3. Irrepetibilidade de valores pagos pelo INSS em razão da errônea interpretação e/ou má aplicação da lei: O beneficiário não pode ser penalizado pela interpretação errônea ou má aplicação da lei previdenciária ao receber valor além do devido. Diz-se desse modo porque também é dever-poder da Administração bem interpretar a legislação que deve por ela ser aplicada no pagamento dos benefícios. Dentro dessa perspectiva, esta Corte Superior evoluiu a sua jurisprudência passando a adotar o entendimento no sentido de que, para a não devolução dos valores recebidos indevidamente pelo beneficiário da Previdência Social, é imprescindível que, além do caráter alimentar da verba e do princípio da irrepetibilidade do benefício, a presença da boa-fé objetiva daquele que recebe parcelas tidas por indevidas pela administração. Essas situações não refletem qualquer condição para que o cidadão comum compreenda de forma inequívoca que recebeu a maior o que não lhe era devido.
4. Repetição de valores pagos pelo INSS em razão de erro material da Administração previdenciária: No erro material, é necessário que se averigue em cada caso se os elementos objetivos levam à conclusão de que houve boa-fé do segurado no recebimento da verba. Vale dizer que em situações em que o homem médio consegue constatar a existência de erro, necessário se faz a devolução dos valores ao erário.
5. Do limite mensal para desconto a ser efetuado no benefício: O artigo 154, § 3º, do Decreto n. 3.048/1999 autoriza a Administração Previdenciária a proceder o desconto daquilo que pagou indevidamente; todavia, a dedução no benefício só deverá ocorrer quando se estiver diante de erro da administração. Nesse caso, caberá à Administração Previdenciária, ao instaurar o devido processo administrativo, observar as peculiaridades de cada caso concreto, com desconto no beneficio no percentual de até 30% (trinta por cento).
6. Tese a ser submetida ao Colegiado: Com relação aos pagamentos indevidos aos segurados decorrentes de erro administrativo (material ou operacional), não embasado em interpretação errônea ou equivocada da lei pela Administração, são repetíveis os valores, sendo legítimo o seu desconto no percentual de até 30% (trinta por cento) do valor do benefício mensal, ressalvada a hipótese em que o segurado, diante do caso concreto, comprova sua boa-fé objetiva, sobretudo com demonstração de que não lhe era possível constatar o pagamento indevido.
7. Modulação dos efeitos: Tem-se de rigor a modulação dos efeitos definidos neste representativo da controvérsia, em respeito à segurança jurídica e considerando o inafastável interesse social que permeia a questão sub examine, e a repercussão do tema que se amolda a centenas de processos sobrestados no Judiciário.

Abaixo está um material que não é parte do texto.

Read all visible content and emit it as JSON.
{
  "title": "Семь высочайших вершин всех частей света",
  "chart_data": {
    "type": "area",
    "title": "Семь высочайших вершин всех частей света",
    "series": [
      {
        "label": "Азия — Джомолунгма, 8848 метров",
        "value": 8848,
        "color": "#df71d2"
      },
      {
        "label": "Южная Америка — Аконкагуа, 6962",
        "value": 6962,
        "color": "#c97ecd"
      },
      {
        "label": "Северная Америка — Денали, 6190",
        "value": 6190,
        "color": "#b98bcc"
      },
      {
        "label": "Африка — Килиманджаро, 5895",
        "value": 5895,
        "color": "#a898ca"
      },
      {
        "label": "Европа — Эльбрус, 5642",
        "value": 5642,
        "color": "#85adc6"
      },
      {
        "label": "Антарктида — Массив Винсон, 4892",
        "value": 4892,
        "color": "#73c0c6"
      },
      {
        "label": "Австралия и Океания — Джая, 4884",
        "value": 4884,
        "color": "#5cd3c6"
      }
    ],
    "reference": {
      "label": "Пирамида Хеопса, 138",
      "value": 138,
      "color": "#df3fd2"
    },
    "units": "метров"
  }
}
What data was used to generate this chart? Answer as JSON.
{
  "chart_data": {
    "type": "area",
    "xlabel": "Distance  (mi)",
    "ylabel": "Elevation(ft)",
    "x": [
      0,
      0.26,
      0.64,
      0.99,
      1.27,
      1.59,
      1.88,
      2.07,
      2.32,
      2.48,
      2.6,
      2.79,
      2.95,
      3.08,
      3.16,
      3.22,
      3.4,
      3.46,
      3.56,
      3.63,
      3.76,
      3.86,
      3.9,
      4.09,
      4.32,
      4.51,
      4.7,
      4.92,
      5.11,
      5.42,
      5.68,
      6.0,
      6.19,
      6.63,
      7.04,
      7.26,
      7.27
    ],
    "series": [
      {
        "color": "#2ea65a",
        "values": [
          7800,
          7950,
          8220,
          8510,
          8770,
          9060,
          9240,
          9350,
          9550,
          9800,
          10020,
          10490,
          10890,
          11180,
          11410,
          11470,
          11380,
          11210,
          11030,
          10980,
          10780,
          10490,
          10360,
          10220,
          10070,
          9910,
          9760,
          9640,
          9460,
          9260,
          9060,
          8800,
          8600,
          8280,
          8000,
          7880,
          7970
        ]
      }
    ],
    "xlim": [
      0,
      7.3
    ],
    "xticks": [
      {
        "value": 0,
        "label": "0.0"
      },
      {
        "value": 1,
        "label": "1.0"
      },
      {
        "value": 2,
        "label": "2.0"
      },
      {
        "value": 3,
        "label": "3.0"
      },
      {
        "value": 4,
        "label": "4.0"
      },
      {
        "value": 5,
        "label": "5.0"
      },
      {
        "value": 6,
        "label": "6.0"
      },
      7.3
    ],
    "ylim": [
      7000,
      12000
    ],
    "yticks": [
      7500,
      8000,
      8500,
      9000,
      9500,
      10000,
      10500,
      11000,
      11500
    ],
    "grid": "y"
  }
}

Desse modo somente deve atingir os processos que tenham sido distribuídos, na primeira instância, a partir da publicação deste acórdão.
8. No caso concreto: Há previsão expressa quanto ao momento em que deverá ocorrer a cessação do benefício, não havendo margem para ilações quanto à impossibilidade de se estender o benefício para além da maioridade da beneficiária. Tratou-se, em verdade, de simples erro da administração na continuidade do pagamento da pensão, o que resulta na exigibilidade de tais valores, sob forma de ressarcimento ao erário, com descontos nos benefícios, tendo em vista o princípio da indisponibilidade do patrimônio público e em razão da vedação ao princípio do enriquecimento sem causa.
Entretanto, em razão da modulação dos efeitos aqui definidos, deixa-se de efetuar o descontos dos valores recebidos indevidamente pelo segurado.
9. Dispositivo: Recurso especial parcialmente conhecido e, nessa extensão, não provido.
Acórdão sujeito ao regime previsto no artigo 1.036 e seguintes do CPC/2015.
(REsp 1381734/RN, Rel. Ministro BENEDITO GONÇALVES, PRIMEIRA SEÇÃO, julgado em 10/03/2021, DJe 23/04/2021)

Como se vê, foi fixada a seguinte tese:

"Com relação aos pagamentos indevidos aos segurados decorrentes de erro administrativo (material ou operacional), não embasado em interpretação errônea ou equivocada da lei pela Administração, são repetíveis os valores, sendo legítimo o seu desconto no percentual de até 30% (trinta por cento) do valor do benefício mensal, ressalvada a hipótese em que o segurado, diante do caso concreto, comprova sua boa-fé objetiva, sobretudo com demonstração de que não lhe era possível constatar o pagamento indevido."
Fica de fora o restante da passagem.